Why has Dr Fikrejesus ended up becoming the patron of the tyrannical government – a government that ignores the basic rights of Eritreans?  Why has he failed to be the moral voice of Eritreans like his fellow academics? Perhaps he has not examined the Eritrean case up close.  It could also be he is being driven by self-interest.  Or is it just a ruse designed to coax favors from the government?


Reflection and the mirror are important themes in modern psychology. They are central to our understanding of how we develop consciousness and a healthy sense of self. And criticism is at the center of that self-examination.
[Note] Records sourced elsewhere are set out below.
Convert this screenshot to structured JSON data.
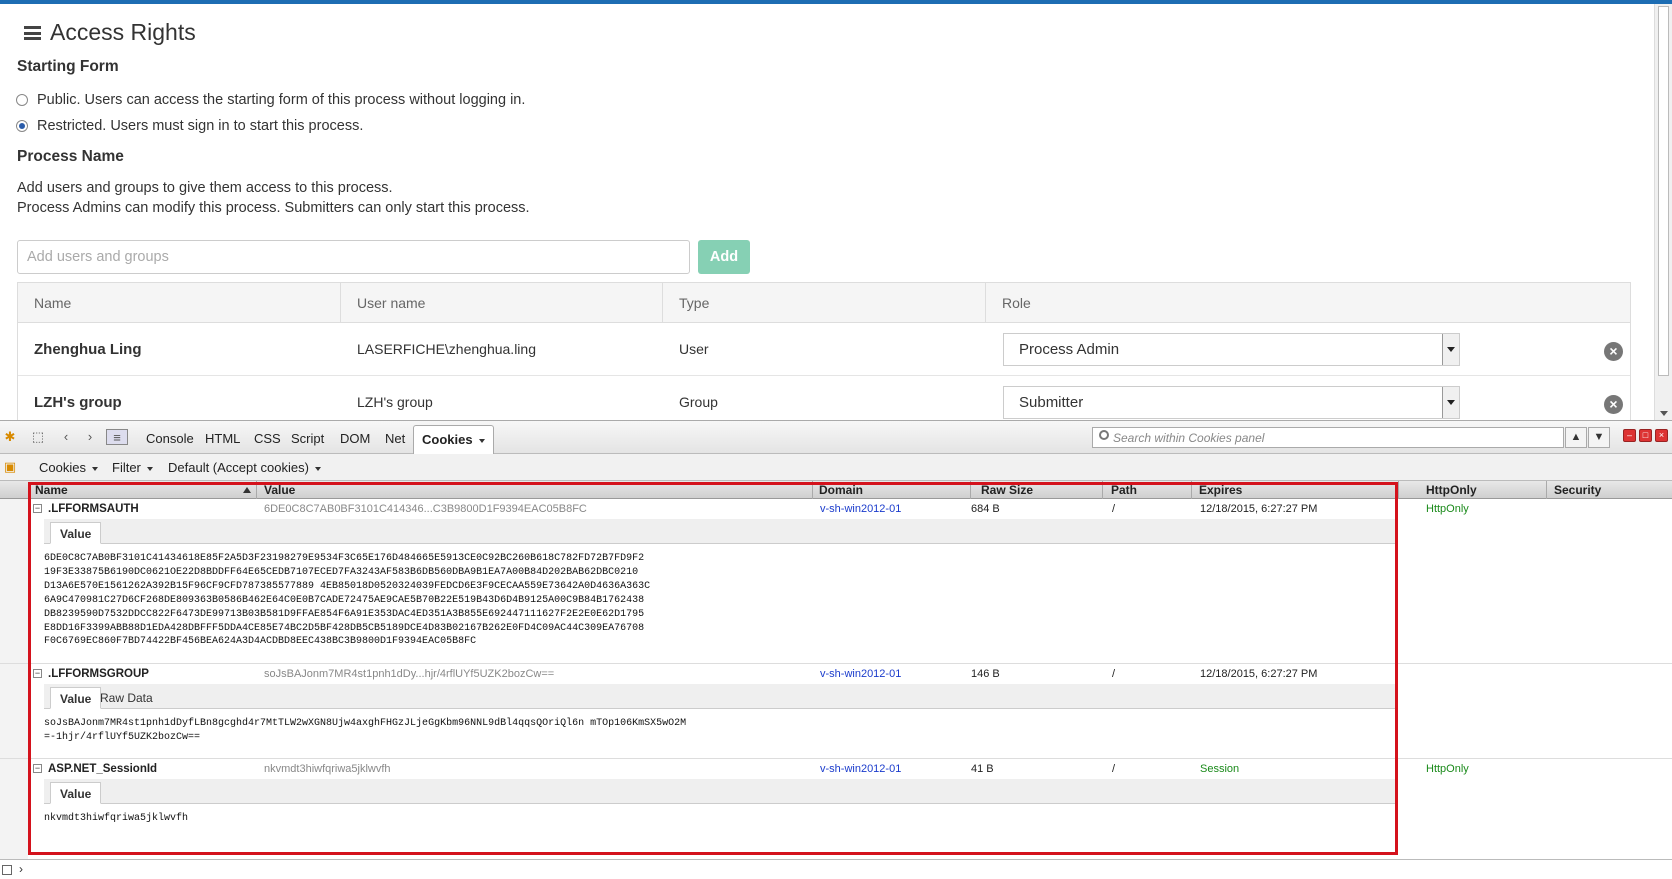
{
  "app": {
    "title": "Access Rights",
    "starting_form_heading": "Starting Form",
    "radio_public": "Public. Users can access the starting form of this process without logging in.",
    "radio_restricted": "Restricted. Users must sign in to start this process.",
    "selected_radio": "restricted",
    "process_name_heading": "Process Name",
    "desc_line1": "Add users and groups to give them access to this process.",
    "desc_line2": "Process Admins can modify this process. Submitters can only start this process.",
    "add_placeholder": "Add users and groups",
    "add_button": "Add",
    "table": {
      "headers": [
        "Name",
        "User name",
        "Type",
        "Role"
      ],
      "rows": [
        {
          "name": "Zhenghua Ling",
          "username": "LASERFICHE\\zhenghua.ling",
          "type": "User",
          "role": "Process Admin"
        },
        {
          "name": "LZH's group",
          "username": "LZH's group",
          "type": "Group",
          "role": "Submitter"
        }
      ]
    }
  },
  "firebug": {
    "tabs": [
      "Console",
      "HTML",
      "CSS",
      "Script",
      "DOM",
      "Net",
      "Cookies"
    ],
    "active_tab": "Cookies",
    "search_placeholder": "Search within Cookies panel",
    "sub_toolbar": [
      "Cookies",
      "Filter",
      "Default (Accept cookies)"
    ],
    "columns": [
      "Name",
      "Value",
      "Domain",
      "Raw Size",
      "Path",
      "Expires",
      "HttpOnly",
      "Security"
    ],
    "cookies": [
      {
        "name": ".LFFORMSAUTH",
        "value": "6DE0C8C7AB0BF3101C414346...C3B9800D1F9394EAC05B8FC",
        "domain": "v-sh-win2012-01",
        "size": "684 B",
        "path": "/",
        "expires": "12/18/2015, 6:27:27 PM",
        "httponly": "HttpOnly",
        "tabs": [
          "Value"
        ],
        "detail_lines": [
          "6DE0C8C7AB0BF3101C41434618E85F2A5D3F23198279E9534F3C65E176D484665E5913CE0C92BC260B618C782FD72B7FD9F2",
          "19F3E33875B6190DC0621OE22D8BDDFF64E65CEDB7107ECED7FA3243AF583B6DB560DBA9B1EA7A00B84D202BAB62DBC0210",
          "D13A6E570E1561262A392B15F96CF9CFD787385577889 4EB85018D0520324039FEDCD6E3F9CECAA559E73642A0D4636A363C",
          "6A9C470981C27D6CF268DE809363B0586B462E64C0E0B7CADE72475AE9CAE5B70B22E519B43D6D4B9125A00C9B84B1762438",
          "DB8239590D7532DDCC822F6473DE99713B03B581D9FFAE854F6A91E353DAC4ED351A3B855E692447111627F2E2E0E62D1795",
          "E8DD16F3399ABB88D1EDA428DBFFF5DDA4CE85E74BC2D5BF428DB5CB5189DCE4D83B02167B262E0FD4C09AC44C309EA76708",
          "F0C6769EC860F7BD74422BF456BEA624A3D4ACDBD8EEC438BC3B9800D1F9394EAC05B8FC"
        ]
      },
      {
        "name": ".LFFORMSGROUP",
        "value": "soJsBAJonm7MR4st1pnh1dDy...hjr/4rflUYf5UZK2bozCw==",
        "domain": "v-sh-win2012-01",
        "size": "146 B",
        "path": "/",
        "expires": "12/18/2015, 6:27:27 PM",
        "httponly": "",
        "tabs": [
          "Value",
          "Raw Data"
        ],
        "detail_lines": [
          "soJsBAJonm7MR4st1pnh1dDyfLBn8gcghd4r7MtTLW2wXGN8Ujw4axghFHGzJLjeGgKbm96NNL9dBl4qqsQOriQl6n mTOp106KmSX5wO2M",
          "=-1hjr/4rflUYf5UZK2bozCw=="
        ]
      },
      {
        "name": "ASP.NET_SessionId",
        "value": "nkvmdt3hiwfqriwa5jklwvfh",
        "domain": "v-sh-win2012-01",
        "size": "41 B",
        "path": "/",
        "expires": "Session",
        "httponly": "HttpOnly",
        "tabs": [
          "Value"
        ],
        "detail_lines": [
          "nkvmdt3hiwfqriwa5jklwvfh"
        ]
      }
    ],
    "colors": {
      "accent_bar": "#1d6db3",
      "highlight_box": "#d4121c",
      "domain_link": "#1a3bcc",
      "httponly": "#1a8a1a"
    }
  }
}
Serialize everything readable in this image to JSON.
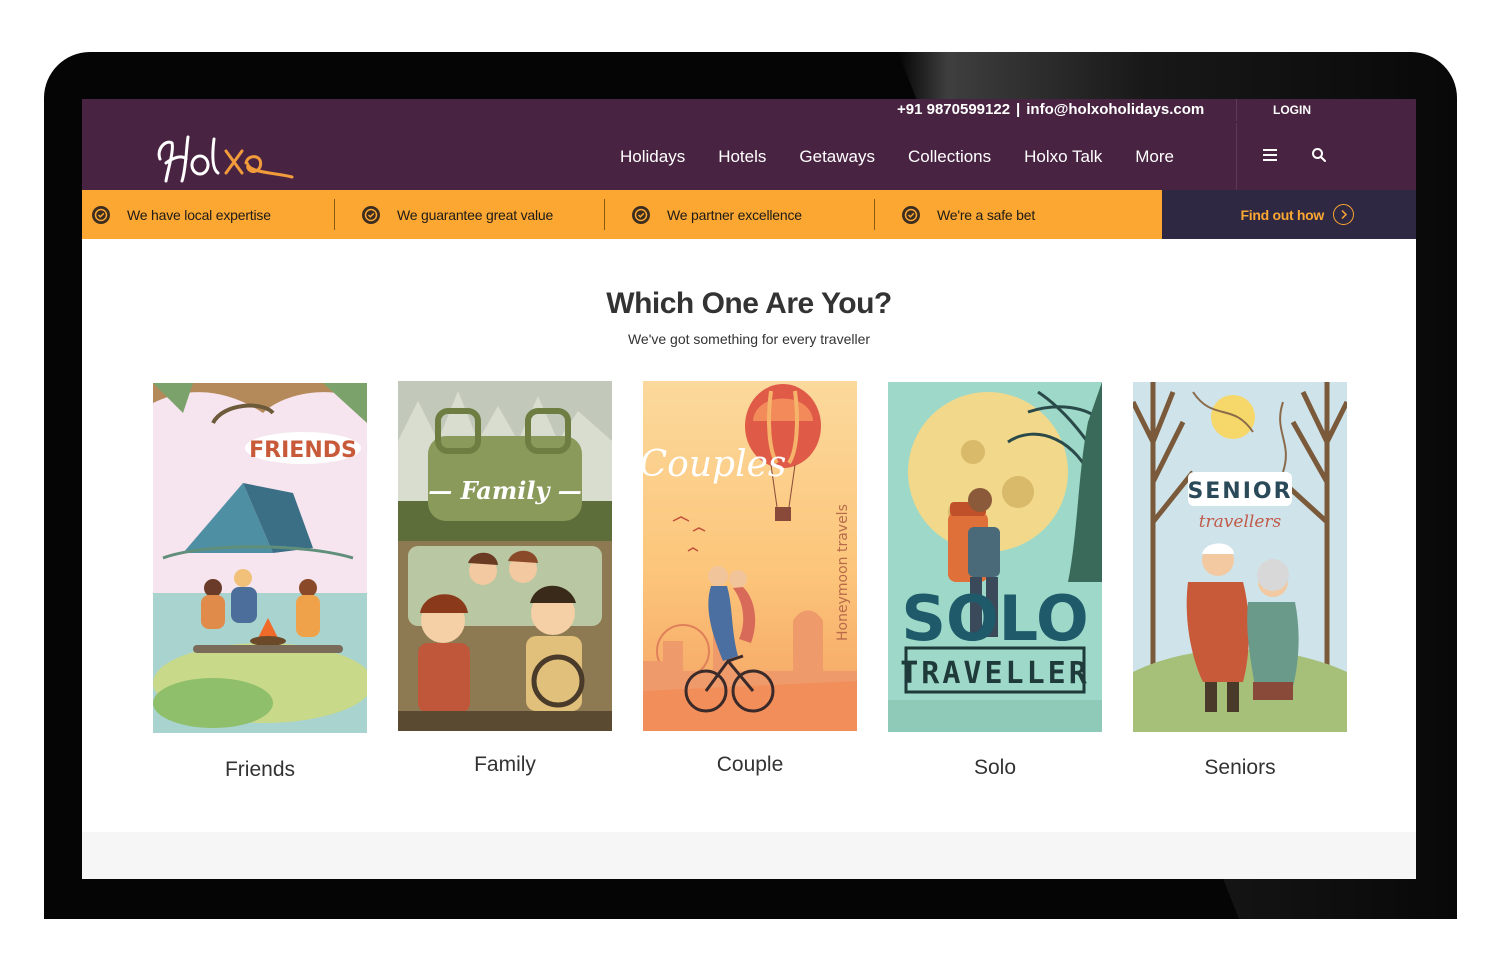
{
  "header": {
    "phone": "+91 9870599122",
    "separator": "|",
    "email": "info@holxoholidays.com",
    "login_label": "LOGIN",
    "logo_text": "Holxo",
    "nav": [
      "Holidays",
      "Hotels",
      "Getaways",
      "Collections",
      "Holxo Talk",
      "More"
    ],
    "brand_color": "#492442"
  },
  "usp_bar": {
    "items": [
      "We have local expertise",
      "We guarantee great value",
      "We partner excellence",
      "We're a safe bet"
    ],
    "cta_label": "Find out how",
    "bar_color": "#fba732",
    "cta_bg": "#2e2843"
  },
  "section": {
    "title": "Which One Are You?",
    "subtitle": "We've got something for every traveller"
  },
  "cards": [
    {
      "label": "Friends",
      "poster_text": "FRIENDS"
    },
    {
      "label": "Family",
      "poster_text": "— Family —"
    },
    {
      "label": "Couple",
      "poster_text": "Couples",
      "poster_sub": "Honeymoon travels"
    },
    {
      "label": "Solo",
      "poster_text": "SOLO",
      "poster_sub": "TRAVELLER"
    },
    {
      "label": "Seniors",
      "poster_text": "SENIOR",
      "poster_sub": "travellers"
    }
  ]
}
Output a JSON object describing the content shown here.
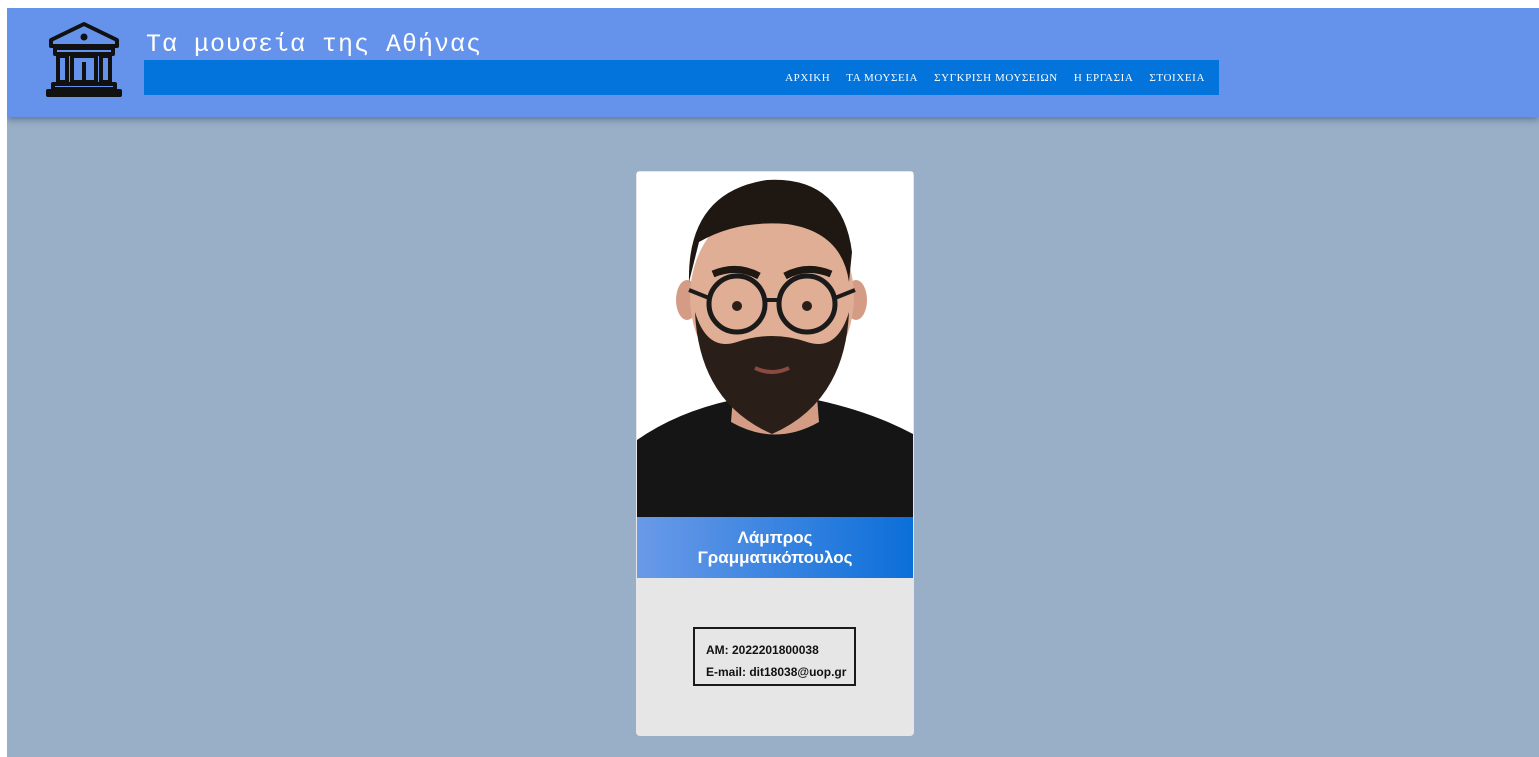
{
  "header": {
    "site_title": "Τα μουσεία της Αθήνας",
    "logo_icon": "museum-building-icon",
    "nav": [
      {
        "label": "ΑΡΧΙΚΗ"
      },
      {
        "label": "ΤΑ ΜΟΥΣΕΙΑ"
      },
      {
        "label": "ΣΥΓΚΡΙΣΗ ΜΟΥΣΕΙΩΝ"
      },
      {
        "label": "Η ΕΡΓΑΣΙΑ"
      },
      {
        "label": "ΣΤΟΙΧΕΙΑ"
      }
    ]
  },
  "card": {
    "name_first": "Λάμπρος",
    "name_last": "Γραμματικόπουλος",
    "am": "AM: 2022201800038",
    "email": "E-mail: dit18038@uop.gr"
  },
  "colors": {
    "header_bg": "#6593eb",
    "navbar_bg": "#0274dc",
    "page_bg": "#99afc8",
    "card_bg": "#e6e6e6"
  }
}
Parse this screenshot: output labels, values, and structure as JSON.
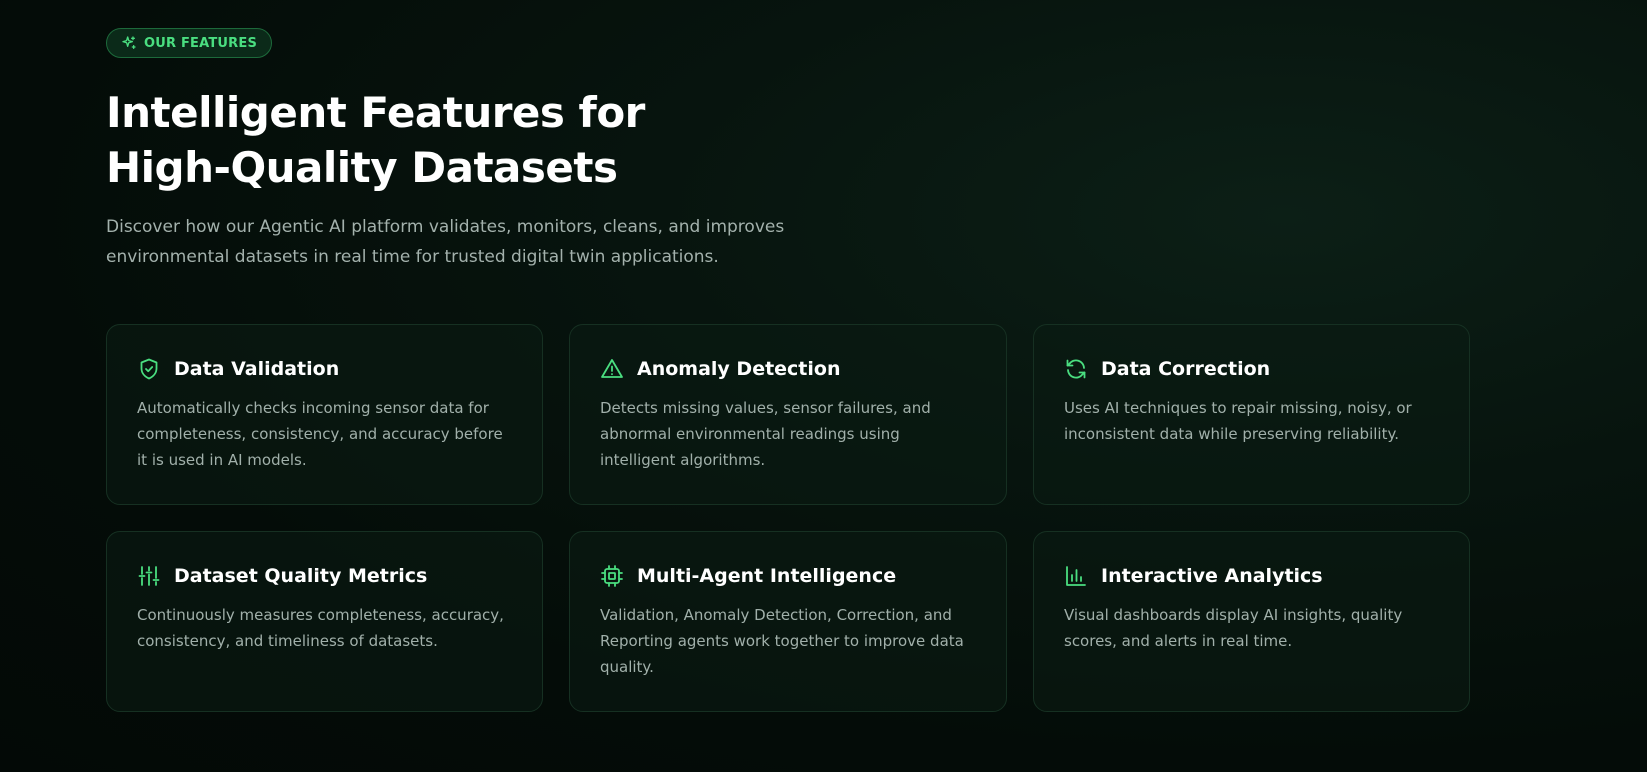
{
  "badge": {
    "label": "OUR FEATURES",
    "icon": "sparkles-icon"
  },
  "heading": {
    "line1": "Intelligent Features for",
    "line2": "High-Quality Datasets"
  },
  "subtitle": "Discover how our Agentic AI platform validates, monitors, cleans, and improves environmental datasets in real time for trusted digital twin applications.",
  "colors": {
    "accent": "#4ade80",
    "background": "#050d09",
    "card_border": "#163022"
  },
  "features": [
    {
      "icon": "shield-check-icon",
      "title": "Data Validation",
      "description": "Automatically checks incoming sensor data for completeness, consistency, and accuracy before it is used in AI models."
    },
    {
      "icon": "alert-triangle-icon",
      "title": "Anomaly Detection",
      "description": "Detects missing values, sensor failures, and abnormal environmental readings using intelligent algorithms."
    },
    {
      "icon": "refresh-icon",
      "title": "Data Correction",
      "description": "Uses AI techniques to repair missing, noisy, or inconsistent data while preserving reliability."
    },
    {
      "icon": "sliders-icon",
      "title": "Dataset Quality Metrics",
      "description": "Continuously measures completeness, accuracy, consistency, and timeliness of datasets."
    },
    {
      "icon": "cpu-chip-icon",
      "title": "Multi-Agent Intelligence",
      "description": "Validation, Anomaly Detection, Correction, and Reporting agents work together to improve data quality."
    },
    {
      "icon": "bar-chart-icon",
      "title": "Interactive Analytics",
      "description": "Visual dashboards display AI insights, quality scores, and alerts in real time."
    }
  ]
}
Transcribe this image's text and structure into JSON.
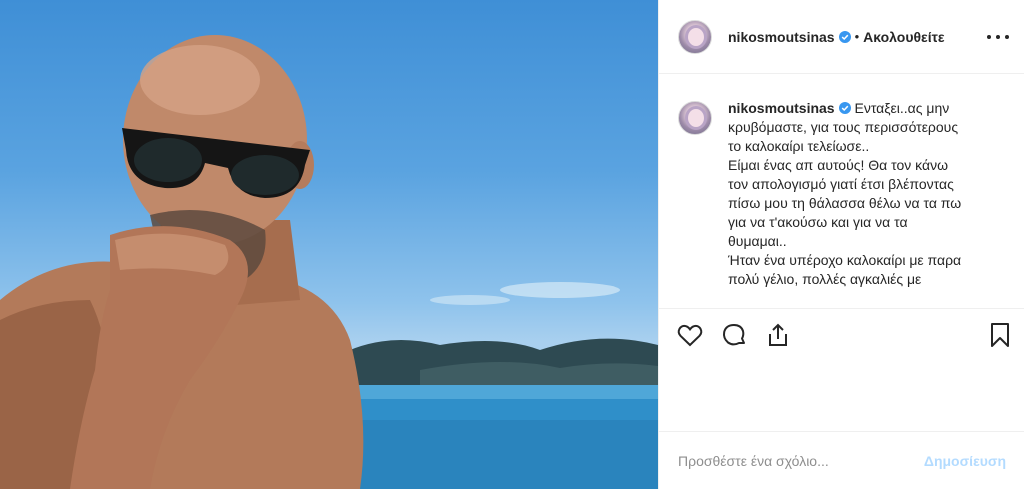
{
  "post": {
    "username": "nikosmoutsinas",
    "follow_separator": "•",
    "follow_label": "Ακολουθείτε",
    "caption": "Ενταξει..ας μην κρυβόμαστε, για τους περισσότερους το καλοκαίρι τελείωσε..\nΕίμαι ένας απ αυτούς! Θα τον κάνω τον απολογισμό γιατί έτσι βλέποντας πίσω μου τη θάλασσα θέλω να τα πω για να τ'ακούσω και για να τα θυμαμαι..\nΉταν ένα υπέροχο καλοκαίρι με παρα πολύ γέλιο, πολλές αγκαλιές με"
  },
  "comment": {
    "placeholder": "Προσθέστε ένα σχόλιο...",
    "post_label": "Δημοσίευση"
  },
  "icons": {
    "more": "more-options-icon",
    "verified": "verified-badge-icon",
    "like": "heart-icon",
    "comment": "comment-icon",
    "share": "share-icon",
    "save": "bookmark-icon"
  },
  "colors": {
    "verified": "#3897f0",
    "post_button": "#b3dbff",
    "sky": "#5aa3e0",
    "sea": "#2f8fc9"
  }
}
From Dr Kiflejesus’ writings one can conclude that he is not interested in real research, the truth, livid experiences of Eritreans, but mere regurgitation of his masters - literally, his writings echo Yemane Charlie’s blurbs, the Eritrea's Information Minister.

Again, his views are very much aligned with the folks back home; mirroring the image the regime is endeavouring to project.  He ignores the real story of Eritrea – stories that deal with lives and livelihoods – and projects the fake aspects of the country that the PFDJ wishes to project.  

It does not pay off to serve evil dictators. But on the contrary, freeing up your soul from such bondage does pay off in the long run.